Sur les marches du Stata Center sur le campus du MIT, cinq étudiants français font une pause déjeuner express. « C’est vrai qu’on est communautaires », reconnaît Laurent, en deuxième année de master. « Mais ça se voit plus car on n’est pas très bon en anglais », ajoute t-il avec ironie. Tous âgés d’une vingtaine d’années et membres du club francophone du MIT, ils sont venus à Boston pour préparer un master ou un PhD. « Ici, ce ne sont pas que des gens intelligents, ils sont aussi très passionnés », observe Noémie Chocat, en doctorat de science des matériaux. « Il n’y pas le côté blasé que j’ai connu en école d’ingénieur en France. »
Entre deux bouchées, Blandine Antoine fait elle aussi l’éloge des études dans cette institut technologique. « On est vu comme des créateurs de savoir et nos directeurs de recherches, nous considèrent comme leurs collègues. » Laurent s’emballe moins et tient à préciser que le rythme est bien plus soutenu qu’en France, laissant parfois moins de place aux loisirs. « Aux États-Unis, le travail est la valeur numéro 1. En fait, je culpabilise plus ici quand je ne fais rien », avoue t-il. »C’est vrai, mais je trouve que nos valeurs humaines sont aussi appréciées », précise Laure-Anne Ventouras, en troisième année de doctorat.
Flacons musicals, cadres de photo météorologique, lego mécanique et autres gadgets en tout genre : bienvenue au Media Lab, un laboratoire du MIT digne de celui du professeur Tournesol. « En ce moment cette lampe est toujours rouge, ce qui signifie que la bourse va mal ! », plaisante Cati Vaucelle. Après des études supérieures en France, l’élève studieuse voulait se lancer dans un doctorat pluridisciplinaire liant la linguistique, le design et l’informatique. « Les professeurs m’ont expliqué qu’il n’y avait aucune structure pour ce genre d’études. En France, on est très monodiscipline. » Elle a donc fini par postuler au MIT, qui lui permet de concilier sa passion pour l’art et les sciences. De plus, « ici, même pour ma maîtrise, j’étais soutenue financièrement. En France, je travaillais tout le temps pour pouvoir vivre », affirme-t-elle. Après une maîtrise à Harvard et au MIT, Cati Vaucelle, espère retourner en France à la fin de son doctorat. « C’est un sacrifice d’être à l’étranger », témoigne l’étudiante de 33 ans. « Je suis loin de ma famille et des mes amis. Je suis ici seulement parce que le travail est génial et que j’ai aussi l’impression que mon génie n’est pas reconnu en France, parce qu’il y a trop de barrières. Mais ça commence à changer ! »

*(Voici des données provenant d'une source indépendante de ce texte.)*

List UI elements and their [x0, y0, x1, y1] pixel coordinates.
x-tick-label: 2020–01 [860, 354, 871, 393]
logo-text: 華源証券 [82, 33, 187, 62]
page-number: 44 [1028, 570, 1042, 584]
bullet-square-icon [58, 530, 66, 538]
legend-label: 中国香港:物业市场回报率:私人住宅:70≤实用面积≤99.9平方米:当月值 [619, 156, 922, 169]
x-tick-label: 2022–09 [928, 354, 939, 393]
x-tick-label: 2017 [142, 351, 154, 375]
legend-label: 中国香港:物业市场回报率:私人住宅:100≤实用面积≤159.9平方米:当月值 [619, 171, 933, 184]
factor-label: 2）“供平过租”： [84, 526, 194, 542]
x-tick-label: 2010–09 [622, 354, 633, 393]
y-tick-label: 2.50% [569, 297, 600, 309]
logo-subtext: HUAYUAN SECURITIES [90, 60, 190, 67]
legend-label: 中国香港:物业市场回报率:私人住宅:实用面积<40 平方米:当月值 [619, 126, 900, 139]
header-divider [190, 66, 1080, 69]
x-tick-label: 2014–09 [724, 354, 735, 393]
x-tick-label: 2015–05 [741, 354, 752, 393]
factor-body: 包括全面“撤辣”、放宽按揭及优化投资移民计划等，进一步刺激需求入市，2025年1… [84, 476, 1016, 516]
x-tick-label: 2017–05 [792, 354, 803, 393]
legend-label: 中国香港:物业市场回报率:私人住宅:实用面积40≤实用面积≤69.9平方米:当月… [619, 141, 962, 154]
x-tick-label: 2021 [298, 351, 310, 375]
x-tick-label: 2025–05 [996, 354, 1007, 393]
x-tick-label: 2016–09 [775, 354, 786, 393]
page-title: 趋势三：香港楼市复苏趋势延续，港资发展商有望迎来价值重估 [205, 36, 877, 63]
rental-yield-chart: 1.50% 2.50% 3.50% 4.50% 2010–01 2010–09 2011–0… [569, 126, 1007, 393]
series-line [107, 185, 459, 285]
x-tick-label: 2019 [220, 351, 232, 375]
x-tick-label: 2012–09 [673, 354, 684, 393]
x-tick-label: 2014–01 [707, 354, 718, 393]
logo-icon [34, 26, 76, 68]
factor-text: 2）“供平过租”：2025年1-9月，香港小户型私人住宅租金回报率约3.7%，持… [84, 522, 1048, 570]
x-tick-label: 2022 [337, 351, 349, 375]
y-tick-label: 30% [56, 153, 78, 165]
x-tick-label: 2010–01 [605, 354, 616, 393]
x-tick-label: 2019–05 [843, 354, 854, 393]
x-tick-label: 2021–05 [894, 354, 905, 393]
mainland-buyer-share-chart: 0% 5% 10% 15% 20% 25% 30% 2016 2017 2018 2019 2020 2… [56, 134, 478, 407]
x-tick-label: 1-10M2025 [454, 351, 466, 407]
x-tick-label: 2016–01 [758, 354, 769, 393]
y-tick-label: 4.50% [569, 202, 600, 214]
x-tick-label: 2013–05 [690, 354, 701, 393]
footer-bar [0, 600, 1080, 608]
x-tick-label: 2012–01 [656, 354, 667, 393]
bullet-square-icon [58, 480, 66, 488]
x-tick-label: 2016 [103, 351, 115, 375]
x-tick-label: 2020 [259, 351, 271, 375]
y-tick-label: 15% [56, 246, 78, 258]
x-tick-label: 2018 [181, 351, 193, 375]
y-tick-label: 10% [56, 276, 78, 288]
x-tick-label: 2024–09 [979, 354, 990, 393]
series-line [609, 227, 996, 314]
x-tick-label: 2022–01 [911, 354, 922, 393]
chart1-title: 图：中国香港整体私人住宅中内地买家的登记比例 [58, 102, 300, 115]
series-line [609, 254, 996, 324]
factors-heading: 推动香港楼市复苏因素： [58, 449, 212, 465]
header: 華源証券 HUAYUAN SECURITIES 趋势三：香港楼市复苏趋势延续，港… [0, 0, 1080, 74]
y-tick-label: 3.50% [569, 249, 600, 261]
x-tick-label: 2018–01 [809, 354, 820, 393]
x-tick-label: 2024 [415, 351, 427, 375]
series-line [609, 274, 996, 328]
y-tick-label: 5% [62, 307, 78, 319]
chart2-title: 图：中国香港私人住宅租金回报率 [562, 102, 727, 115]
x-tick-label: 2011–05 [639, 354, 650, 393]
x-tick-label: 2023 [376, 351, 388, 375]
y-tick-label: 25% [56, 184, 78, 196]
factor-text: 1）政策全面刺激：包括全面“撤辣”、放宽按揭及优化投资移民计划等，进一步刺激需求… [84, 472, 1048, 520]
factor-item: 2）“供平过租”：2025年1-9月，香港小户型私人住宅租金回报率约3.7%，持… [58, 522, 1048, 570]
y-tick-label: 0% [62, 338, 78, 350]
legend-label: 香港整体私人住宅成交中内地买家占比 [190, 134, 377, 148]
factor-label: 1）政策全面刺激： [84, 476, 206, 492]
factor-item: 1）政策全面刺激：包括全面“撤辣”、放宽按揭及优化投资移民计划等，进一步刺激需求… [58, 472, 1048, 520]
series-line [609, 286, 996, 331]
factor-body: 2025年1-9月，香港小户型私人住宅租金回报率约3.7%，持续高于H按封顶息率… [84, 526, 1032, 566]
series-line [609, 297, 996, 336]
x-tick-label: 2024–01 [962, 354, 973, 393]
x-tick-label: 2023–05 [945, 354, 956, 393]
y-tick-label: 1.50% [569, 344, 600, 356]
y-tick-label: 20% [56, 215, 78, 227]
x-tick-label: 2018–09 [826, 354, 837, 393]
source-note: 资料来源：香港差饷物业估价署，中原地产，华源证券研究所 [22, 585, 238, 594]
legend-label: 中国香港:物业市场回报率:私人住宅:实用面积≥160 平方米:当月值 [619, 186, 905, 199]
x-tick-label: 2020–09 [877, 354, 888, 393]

Sylvain Bruni, un autre étudiant français du MIT, voit son avenir professionnel pour le moment à Boston. Il n’a même pas encore terminé son doctorat qu’il a déjà trouvé un emploi. « Les entreprises recrutent à la sortie des études pour pouvoir mettre le grappin sur les cerveaux frais », plaisante-t-il. Cet ancien élève de Supelec, en région parisienne, était venu pour une année dans le cadre de ces études à l’école d’ingénieur. Il a finalement décidé de rester et d’entamer un doctorat. « Il y a cinq ans, quand je suis arrivé ici, je dominais tout le monde. J’étais vraiment choqué par le niveau de maths. » Si tous les étudiants s’accordent à dire que l’enseignement de base en France est excellent, voire supérieur, ce sont les opportunités de travail qui sont plus rares. « J’ai toujours cette image que les surdiplômés ne sont pas embauchés », conclut le jeune homme de 27 ans.
L'autre Silicon Valley
Les activités portuaires ont été longtemps le moteur de l’économie de Boston, avant sa reconversion dans les industries de haute technologie. La ville est devenue la deuxième Silicon Valley des Etats-Unis. Avec des compagnies éparpillées le long de la Route 128, qui enserre la partie ouest de la ville, ou à proximité des universités, Boston attire de plus en plus de cerveaux français.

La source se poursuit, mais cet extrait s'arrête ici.